Ah, the backflips - the thing that made him a YouTube sensation and one of the most talked-about players in the draft. He was caught on tape, prior to the International Bowl in Toronto, having a contest with his teammate, linebacker Kion Wilson, to see who could do the most.

Pierre-Paul, with a running start, uncurled his lanky frame and flipped 13 times.

"The most I ever did was 23," Pierre-Paul said at the scouting combine back in February. "If Kion Wilson had done 15, I would have done 23. I can do 23 no matter what. Without stopping."

No one who has seen him in action would doubt him. And even if he couldn't, those that know him wouldn't doubt his determination. He may be, in his words, "just God-gifted" when it comes to sports, but he's never taken those gifts for granted.

"He worked," Baugh says. "You know how some athletes walk around here and they think they got it made? Because (Pierre-Paul) came from some extremely sad circumstance financially, he worked his butt off to provide for his family."

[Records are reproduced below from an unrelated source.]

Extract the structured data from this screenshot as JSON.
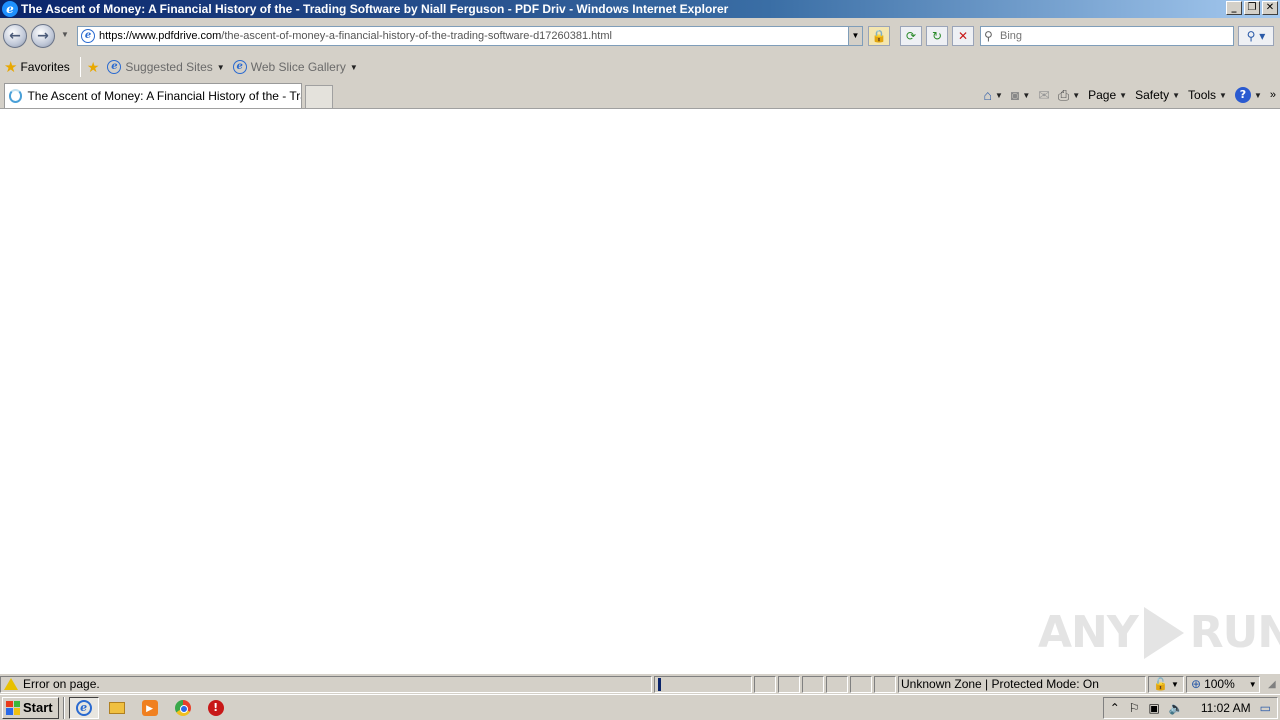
{
  "window": {
    "title": "The Ascent of Money: A Financial History of the - Trading Software by Niall Ferguson - PDF Driv - Windows Internet Explorer",
    "minimize": "_",
    "restore": "❐",
    "close": "✕"
  },
  "address_bar": {
    "scheme": "https://www.",
    "host": "pdfdrive.com",
    "path": "/the-ascent-of-money-a-financial-history-of-the-trading-software-d17260381.html"
  },
  "search": {
    "placeholder": "Bing"
  },
  "favorites_bar": {
    "favorites_label": "Favorites",
    "items": [
      {
        "label": "Suggested Sites"
      },
      {
        "label": "Web Slice Gallery"
      }
    ]
  },
  "tabs": [
    {
      "label": "The Ascent of Money: A Financial History of the - Tra..."
    }
  ],
  "command_bar": {
    "page": "Page",
    "safety": "Safety",
    "tools": "Tools"
  },
  "status_bar": {
    "message": "Error on page.",
    "zone": "Unknown Zone | Protected Mode: On",
    "zoom": "100%"
  },
  "taskbar": {
    "start_label": "Start",
    "clock": "11:02 AM"
  },
  "watermark": {
    "left": "ANY",
    "right": "RUN"
  }
}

And he let nothing stand in his way - not his fear of getting hurt (after breaking his leg multiple times while playing high school basketball), and not getting carried off a quiet field in Kansas with his head strapped to a board. That wasn't all he overcame in that game against Coffeyville, either. He returned and fought through another gruesome injury, too.

"On the second sack after he got back, when he hits the quarterback, he hits the ground and he breaks his two middle fingers," Sims says. "They're pointing sideways and he's looking at them and one of the (young) girl trainers sees the fingers and runs the other way.

"So he comes to the sidelines and the doctor straightens them out. And you talk about toughness? He goes right back in and gets another sack."